ClimateImpactLab/climate_toolbox

Check nan handling in aggregation

delgadom opened this issue · 4 comments

Proposed spec:

For a given region to be aggregated:

  • If there are no NaNs in a region, you're good. Just aggregate the data.
  • If a NaN is present in a region, but the region is not entirely NaNs, then make sure to not drop any weight, but to aggregate the data in the region using the weight in the non-nan pixels
  • If an entire region is NaN, the output should be NaN

Note that no interpolation is done in time, space, or any other dimensions with these tools

This should be tested in the output

@atrisovic @andyhultgren here is the proposed NaN handling spec. Does this seem right?

@delgadom @atrisovic Yes this is right. Here is the full set of NaN conditions:

    1) defaults to area weights when user-defined weights are
        missing/zero for an entire adm polygon
    2) maintains NaN gridcell values (in climate data) instead of defaulting 
        to zero
    3) reweights around NaN gridcells in climate data when aggregating spatially
        (only outputs NaN value per region-day if all pixels are missing)
    4) assigns NaN values in climate data to a given unit of temporal aggregation
        (month or year) if any day has a NaN value

For example, our transforms of the climate data are structured to pass NaNs through like this:
my_poly = lambda x: x if np.isnan(x) else pow(x, term_val)
vfunc = np.vectorize(my_poly)
transdata = vfunc(raw_data)

And then when we spatially collapse gridcells to adm units, we take the weighted average while ignoring missing values (unless they are all missing for a given adm unit, in which case NaN is returned):
num = grp._get_numeric_data()
return num.multiply(num[weight_col], axis=0).sum() / num.notnull().astype('int').multiply(num[weight_col], axis=0).sum()

However when aggregating over time (for an adm unit) if e.g. one day has missing data for the entire adm unit, then the temporally-aggregated output (say a month containing that day) is also reported as missing. As in:
return grp.sum(skipna=False, axis=1)

All of these code snippets are from the master branch of the merge_transform_average.py script.
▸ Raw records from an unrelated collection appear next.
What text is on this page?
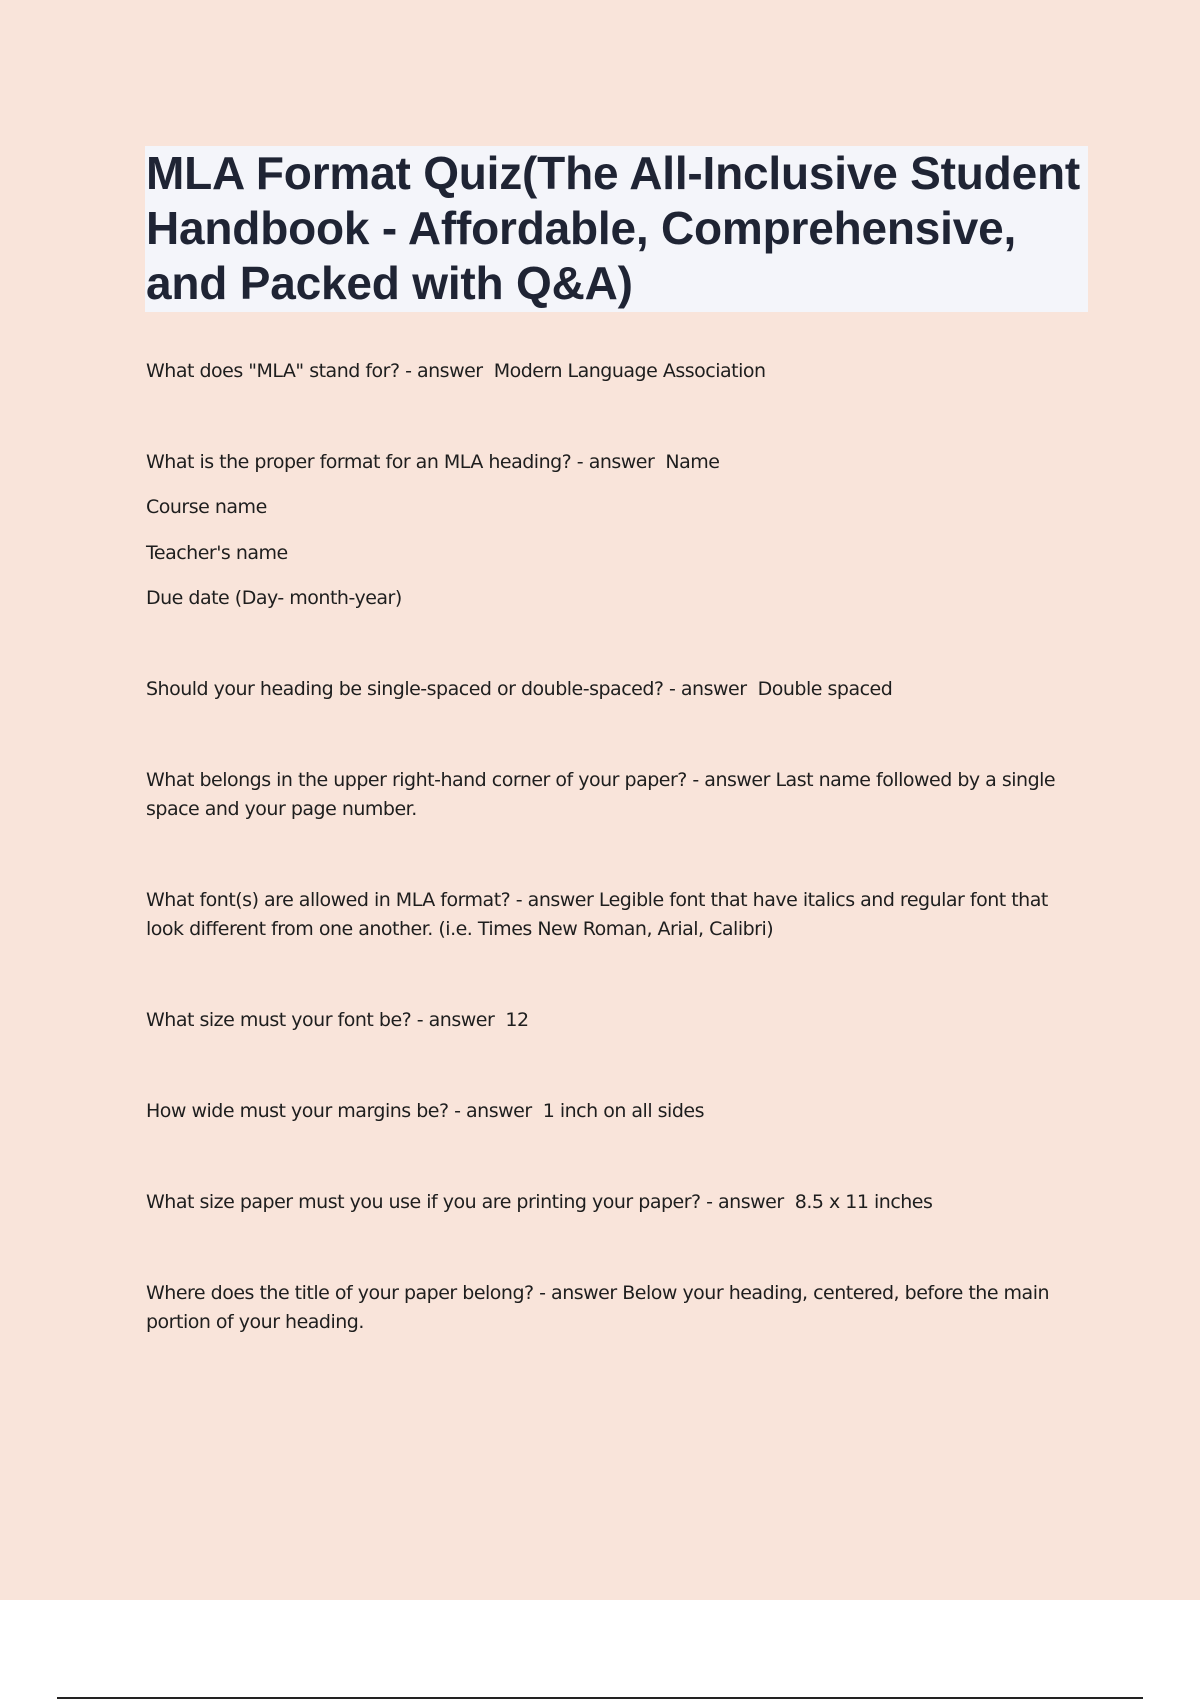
MLA Format Quiz(The All-Inclusive Student Handbook - Affordable, Comprehensive, and Packed with Q&A)

What does "MLA" stand for? - answer  Modern Language Association

What is the proper format for an MLA heading? - answer  Name

Course name

Teacher's name

Due date (Day- month-year)

Should your heading be single-spaced or double-spaced? - answer  Double spaced

What belongs in the upper right-hand corner of your paper? - answer Last name followed by a single space and your page number.

What font(s) are allowed in MLA format? - answer Legible font that have italics and regular font that look different from one another. (i.e. Times New Roman, Arial, Calibri)

What size must your font be? - answer  12

How wide must your margins be? - answer  1 inch on all sides

What size paper must you use if you are printing your paper? - answer  8.5 x 11 inches

Where does the title of your paper belong? - answer Below your heading, centered, before the main portion of your heading.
@andyhultgren thanks! You're absolutely right - @atrisovic the aggregation math in aggregations.py line 92 does need to be changed:

    weighted = xr.Dataset({
        variable: (
            (
                (ds[variable]*ds[aggwt])
                .groupby(agglev)
                .sum(dim='reshape_index')) /
            (
                ds[aggwt]
                .groupby(agglev)
                .sum(dim='reshape_index')))})

should be

    weighted = xr.Dataset({
        variable: (
            (
                (ds[variable]*ds[aggwt])
                .groupby(agglev)
                .sum(dim='reshape_index')) /
            (
                ds[aggwt]
                .where(ds[variable].notnull())
                .groupby(agglev)
                .sum(dim='reshape_index')))})

also @andyhultgren, sorry for the nitpicky off-topic point, but just so you know np.vectorize is super slow compared with using actual vector math operations. It's essentially just a for-loop, so this is a pure python cell-wise operation:

my_poly = lambda x: x if np.isnan(x) else pow(x, term_val)
vfunc = np.vectorize(my_poly)
transdata = vfunc(raw_data)

You'd see major speedups with something like this:

transdata = np.where(np.isinan(raw_data), raw_data, raw_data ** term_val)

Although exponentiation does preserve nans, so this doesn't actually do anything and could be written:

transdata = raw_data ** term_val

Oh and to completely respond - the aggregation code only aggregates in space - aggregation in time is defined in each transformation. mortality polynomials preserve daily resolution, Ag GDD/KDDs sum to the month, and energy is annual. We'll make sure the transformations fit the current spec, but just so you know this will ultimately be up to the user to make sure the transformations are done right.